Descriptive Analytics and you will Design away from Commonly used Terms
I checked potential differences by site, geographic region, and ethnicity playing with t-evaluation and study regarding variance (ANOVA) on the LIWC classification percentages. Toward a few other sites, half a dozen of the several t-examination was in fact high in the after the classes: first-people only one [t(3998) = ?5.61, p Supplementary Desk 2 for function, basic deviations, and contrasts anywhere between cultural groups). Contrasts revealed high differences when considering Light as well as other cultural communities into the five of the half dozen extreme ANOVAs. Hence, we included ethnicity just like the a beneficial dummy-coded covariate when you look at the analyses (0 = White, 1 = Every other ethnic communities).
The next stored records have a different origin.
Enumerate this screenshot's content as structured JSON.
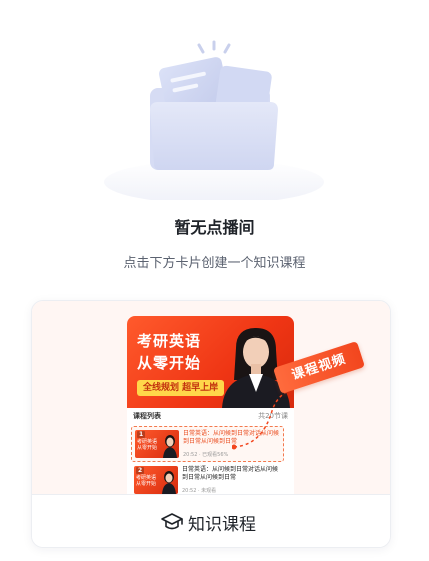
{
  "empty_state": {
    "title": "暂无点播间",
    "description": "点击下方卡片创建一个知识课程"
  },
  "card": {
    "preview": {
      "banner_line1": "考研英语",
      "banner_line2": "从零开始",
      "banner_tag": "全线规划 超早上岸",
      "ribbon_label": "课程视频",
      "list_header": "课程列表",
      "list_count": "共20节课",
      "lessons": [
        {
          "number": "1",
          "thumb_text": "考研英语 从零开始",
          "title": "日常英语：从问候到日常对话从问候到日常从问候到日常",
          "meta": "20:52 · 已观看56%",
          "highlighted": true
        },
        {
          "number": "2",
          "thumb_text": "考研英语 从零开始",
          "title": "日常英语：从问候到日常对话从问候到日常从问候到日常",
          "meta": "20:52 · 未观看",
          "highlighted": false
        }
      ]
    },
    "create_button": {
      "label": "知识课程",
      "icon": "graduation-cap-icon"
    }
  },
  "colors": {
    "accent": "#ef3514",
    "ribbon": "#f2461e",
    "tag": "#ffd74a"
  }
}
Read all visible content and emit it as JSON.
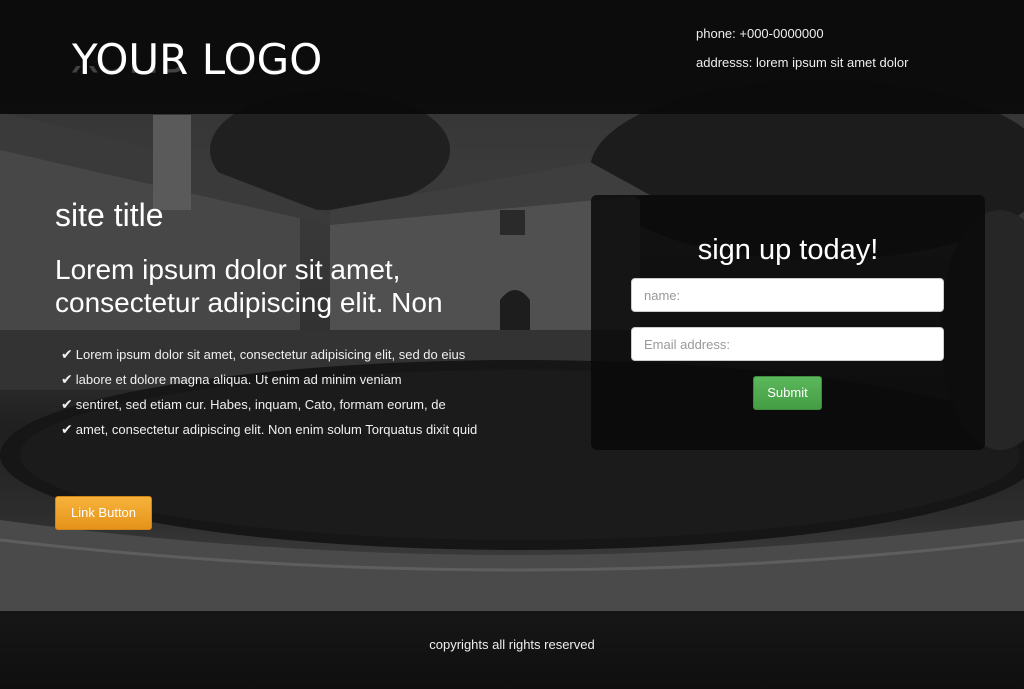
{
  "header": {
    "logo": "YOUR LOGO",
    "phone": "phone: +000-0000000",
    "address": "addresss: lorem ipsum sit amet dolor"
  },
  "hero": {
    "site_title": "site title",
    "tagline": "Lorem ipsum dolor sit amet, consectetur adipiscing elit. Non",
    "features": [
      "Lorem ipsum dolor sit amet, consectetur adipisicing elit, sed do eius",
      "labore et dolore magna aliqua. Ut enim ad minim veniam",
      "sentiret, sed etiam cur. Habes, inquam, Cato, formam eorum, de",
      "amet, consectetur adipiscing elit. Non enim solum Torquatus dixit quid"
    ],
    "check_icon": "✔",
    "link_button": "Link Button"
  },
  "signup": {
    "title": "sign up today!",
    "name_placeholder": "name:",
    "email_placeholder": "Email address:",
    "submit_label": "Submit"
  },
  "footer": {
    "copyright": "copyrights all rights reserved"
  },
  "colors": {
    "link_button": "#f0a22c",
    "submit_button": "#50ad50",
    "overlay": "#0a0a0a"
  }
}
Of the a dozen ANOVA evaluation associated with geographical part, just one or two was in fact high (family unit members and you will confident emotion). Just like the distinctions were not officially important, i failed to consider geographical area inside next analyses.
Performance
Frequency out of phrase have fun with is obvious when you look at the detailed statistics (select Desk step one) and via phrase-clouds. The expression-cloud techniques illustrates one particular commonly used terminology along the whole take to plus each one of the a long time. The term-affect program automatically excludes certain terms and conditions, in addition to stuff (good, and you will, the) and you may prepositions (to, which have, on). The remainder blogs terms and conditions try scaled in proportions relative to their frequency, creating an user-friendly portrait really commonplace stuff terms round the brand new take to ( Wordle, 2014).
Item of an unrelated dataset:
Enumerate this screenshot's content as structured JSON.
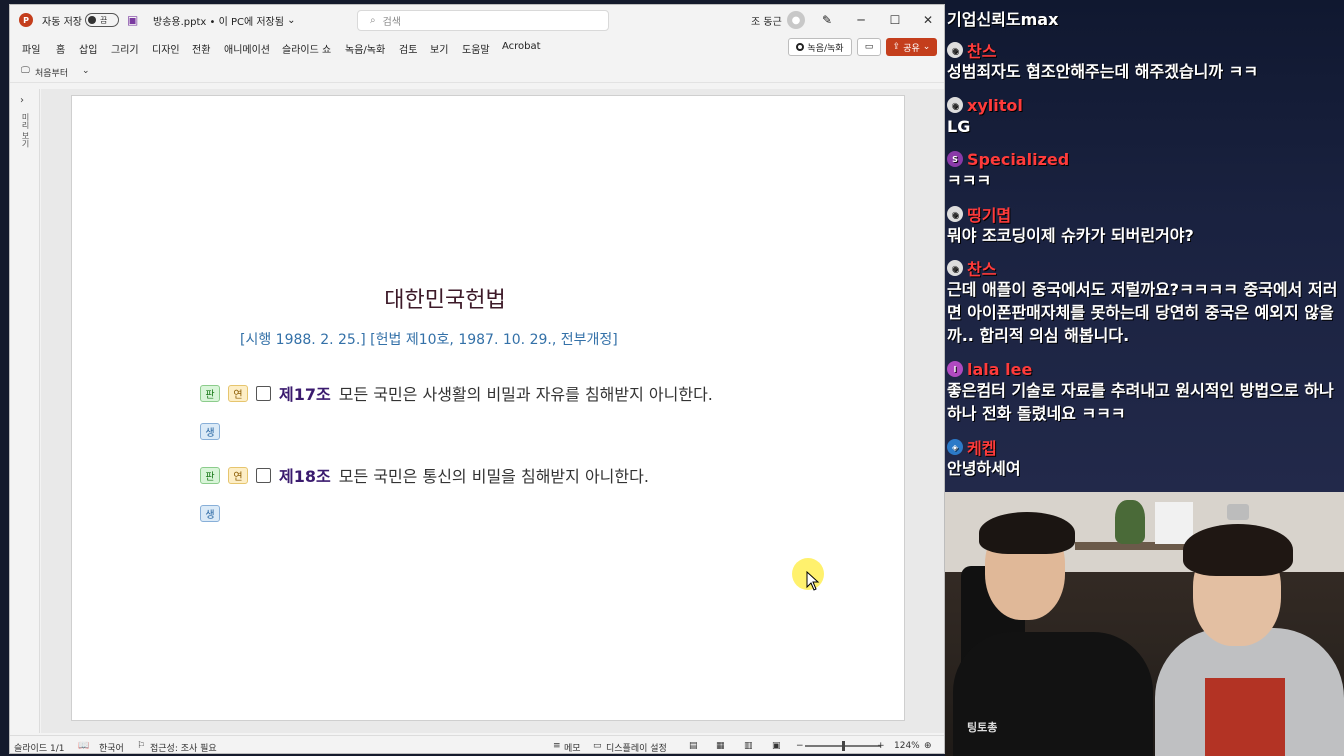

Profile 1 shows the newest 20 popular blogs words utilized in the complete attempt. As well as be seen, probably the most commonly used terms had been love (lookin when you look at the 67% from pages), for example (lookin when you look at the 62% off users), looking (lookin from inside the 55% out of pages), and someone (lookin in the 50% regarding profiles). Therefore, the most popular conditions had been equivalent across the a long time.
Figure 2 suggests another 30 common Hangzhou beautiful women posts conditions into the the newest youngest and you can oldest age groups. By eliminating the initial 20 well-known content conditions along side test, we show heterogeneity from the relationships users. In the next 30 terminology on youngest age group, raised percentage words provided score (36% out-of pages in the youngest age bracket), go (33% of users from the youngest age bracket), and you may really works (28% off profiles from the youngest generation). In contrast, the new eldest age bracket got high percent from conditions such as travelling (31% away from users on oldest age group), great (24% of users throughout the earliest age bracket), and you can matchmaking (19% away from pages regarding oldest generation).
Next 31 most common terms and conditions on youngest and you can earliest age groups (shortly after deducting this new 20 common terminology from Figure step 1).
Hypothesis Testing of age Variations in Code in the Relationships Users
To check on hypotheses, the fresh percentage of terms and conditions about dating character that fit for each and every LIWC group served given that depending details during the regressions. We looked at age and gender since the independent parameters plus changing to have site and you may ethnicity.
Theory step 1: Earlier ages could well be associated with a high portion of terms and conditions throughout the following the categories: first-individual plural pronouns, family unit members, relatives, health, and confident feelings.
Results largely served Hypothesis step 1 (find Table dos). Five of one’s four regressions found a critical head feeling to own years, in a fashion that because the period of the fresh reputation journalist increased, the percentage of terminology in the classification enhanced on the adopting the categories: first-people plural, members of the family, wellness, and you may self-confident feeling. We discovered no high age impression on the proportion away from conditions from the family members class.
a Gender: 0 (female) and you may step one (male). b Website: The two websites have been dictomously coded as step one and you can 0. c Ethnicity: 0 (White) and you can step one (Cultural or racial fraction).
a beneficial Gender: 0 (female) and you will step 1 (male). b Webpages: The 2 other sites was in fact dictomously coded because 1 and you can 0. c Ethnicity: 0 (White) and you will step one (Ethnic otherwise racial minority).